YFVS Sidebar 2: Likelihood Ratings

Ben Lincoln

One of the most common questions regarding vulnerabilities (or negative scenarios in general) is "how likely is it to occur?".

This seemingly simple question is actually extremely difficult (and/or expensive) to answer with any degree of accuracy for most real-world scenarios. There are far too many variables to take into account.

I am presently aware of one way to provide a reasonably accurate response to this type of question, and it's the one that insurance companies use: collect enormous quantities of real-world data and use it to build actuarial tables. This is a more-or-less black box model that provides statistical figures for how frequently a given scenario has occurred historically (e.g. "people who drive green Hondas are x% more likely to be issued speeding tickets than the average customer") without the need to necessarily understand the cause of that correlation.

There are two main prerequisites to using that model:

Access to large amounts of reasonably-accurate real-world data regarding the types of scenarios being discussed.
One or more people or systems which can take that data and calculate (with reasonable accuracy) the probability of a given scenario occurring.

In information technology-related discussions, the first element is nearly always missing, and usually the second one is as well. This means that any resulting "likelihood" rating is effectively someone's opinion, but it's been alchemically transmuted into a number, so it looks like it has some sort of weight to it.

I find this to be a dangerous way to do things. If your raw data has so little basis in hard fact, it doesn't matter if you have accurate processing of that data or not — the results are going to be unreliable. Without reliable results, not only are poor decisions likely to be made, but when real-world events don't line up with the "likelihood" rating, the credibility of whoever issued that rating suffers.

An even worse scenario is when the figure is labeled "probability". Please do not do this if you are just making a percentage up. Every time someone puts the formal label "probability" on a number that they fabricated instead of calculating properly, one more enchanted brick is removed from the sorcerous Great Wall which prevents the enraged, furious spirits of Gauss and Fermat (among others) from rushing into this world to avenge themselves upon the human race. The secrets which allowed that Wall to be built have been lost to us — such damage is now irrevocable.

When I designed the Yield-Focused Vulnerability Score (YFVS) model, I tried to provide something that was sort of like a "likelihood" rating, but grounded in quantifiable information: what prerequisites does a vulnerability require in order to be exploited? Are there many? On average, are they difficult/expensive/time-consuming to obtain?

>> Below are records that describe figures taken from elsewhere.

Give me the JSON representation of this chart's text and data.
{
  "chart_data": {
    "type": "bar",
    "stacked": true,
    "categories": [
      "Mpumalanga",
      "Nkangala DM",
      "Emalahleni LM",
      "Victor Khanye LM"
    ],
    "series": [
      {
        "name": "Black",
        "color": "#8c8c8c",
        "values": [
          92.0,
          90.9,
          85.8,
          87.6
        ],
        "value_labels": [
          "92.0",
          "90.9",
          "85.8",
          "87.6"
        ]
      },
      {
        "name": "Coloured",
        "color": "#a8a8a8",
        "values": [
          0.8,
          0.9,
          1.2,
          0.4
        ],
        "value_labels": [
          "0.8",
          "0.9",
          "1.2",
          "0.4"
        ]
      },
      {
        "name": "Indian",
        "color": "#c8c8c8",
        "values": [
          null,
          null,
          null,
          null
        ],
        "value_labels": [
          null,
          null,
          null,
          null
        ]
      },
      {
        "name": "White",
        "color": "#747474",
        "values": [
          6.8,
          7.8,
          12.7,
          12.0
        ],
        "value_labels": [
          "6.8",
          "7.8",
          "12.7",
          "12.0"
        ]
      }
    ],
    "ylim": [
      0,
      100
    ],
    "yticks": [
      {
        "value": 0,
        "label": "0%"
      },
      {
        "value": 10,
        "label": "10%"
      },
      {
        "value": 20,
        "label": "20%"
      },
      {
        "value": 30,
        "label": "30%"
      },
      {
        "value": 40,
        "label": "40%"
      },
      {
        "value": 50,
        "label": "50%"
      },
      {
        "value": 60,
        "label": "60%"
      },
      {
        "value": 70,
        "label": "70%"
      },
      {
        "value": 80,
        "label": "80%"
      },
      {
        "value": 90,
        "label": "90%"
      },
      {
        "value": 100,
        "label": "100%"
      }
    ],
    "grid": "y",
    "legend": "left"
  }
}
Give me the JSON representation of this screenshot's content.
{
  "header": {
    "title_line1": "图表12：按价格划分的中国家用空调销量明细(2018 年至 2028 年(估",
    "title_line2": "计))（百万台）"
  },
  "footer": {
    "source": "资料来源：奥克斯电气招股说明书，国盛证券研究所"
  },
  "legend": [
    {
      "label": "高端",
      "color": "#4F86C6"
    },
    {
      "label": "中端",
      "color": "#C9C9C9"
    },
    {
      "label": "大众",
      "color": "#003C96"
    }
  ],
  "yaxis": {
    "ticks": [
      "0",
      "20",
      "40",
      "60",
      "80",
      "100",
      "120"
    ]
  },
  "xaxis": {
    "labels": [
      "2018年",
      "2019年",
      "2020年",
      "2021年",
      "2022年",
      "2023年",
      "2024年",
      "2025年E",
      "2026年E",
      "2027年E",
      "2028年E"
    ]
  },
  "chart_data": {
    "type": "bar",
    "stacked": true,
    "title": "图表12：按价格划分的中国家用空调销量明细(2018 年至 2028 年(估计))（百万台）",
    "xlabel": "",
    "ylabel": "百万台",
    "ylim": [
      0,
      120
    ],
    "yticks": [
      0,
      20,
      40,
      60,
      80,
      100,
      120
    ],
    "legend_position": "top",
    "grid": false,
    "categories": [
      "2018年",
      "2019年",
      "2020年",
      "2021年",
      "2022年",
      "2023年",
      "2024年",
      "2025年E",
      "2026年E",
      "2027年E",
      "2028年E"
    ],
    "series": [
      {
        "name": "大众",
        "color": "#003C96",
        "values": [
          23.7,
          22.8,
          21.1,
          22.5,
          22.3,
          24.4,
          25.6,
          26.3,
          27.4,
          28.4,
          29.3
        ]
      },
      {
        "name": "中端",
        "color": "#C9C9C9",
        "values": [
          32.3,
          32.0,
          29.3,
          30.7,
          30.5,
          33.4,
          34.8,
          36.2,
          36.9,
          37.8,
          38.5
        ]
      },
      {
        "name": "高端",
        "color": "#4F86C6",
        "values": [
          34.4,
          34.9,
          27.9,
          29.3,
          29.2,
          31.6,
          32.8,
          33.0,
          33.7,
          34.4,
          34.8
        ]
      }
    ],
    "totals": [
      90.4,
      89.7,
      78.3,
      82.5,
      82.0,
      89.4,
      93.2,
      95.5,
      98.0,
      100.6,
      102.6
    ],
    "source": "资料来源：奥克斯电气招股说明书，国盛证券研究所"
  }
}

To a lesser extent, will exploiting the vulnerability create a lot of "noise" that is likely to be noticed? The numbers I assigned to each of the possible answers are somewhat arbitrarily based on my own experience (it is, after all, a draft/work-in-progress), but because the raw data (the way the questions were answered) is preserved, the calculation can be corrected if necessary in future versions without having to go back and re-collect the input data for each vulnerability. More importantly, unless someone misunderstands the questions or the answers, they should all end up scoring vulnerabilities the same way.

If someone is dead set on using someone's personal estimate of "likelihood" as a data point, I won't lay down in front of a bulldozer to stop them, but hopefully I've explained why I think it's a bad idea.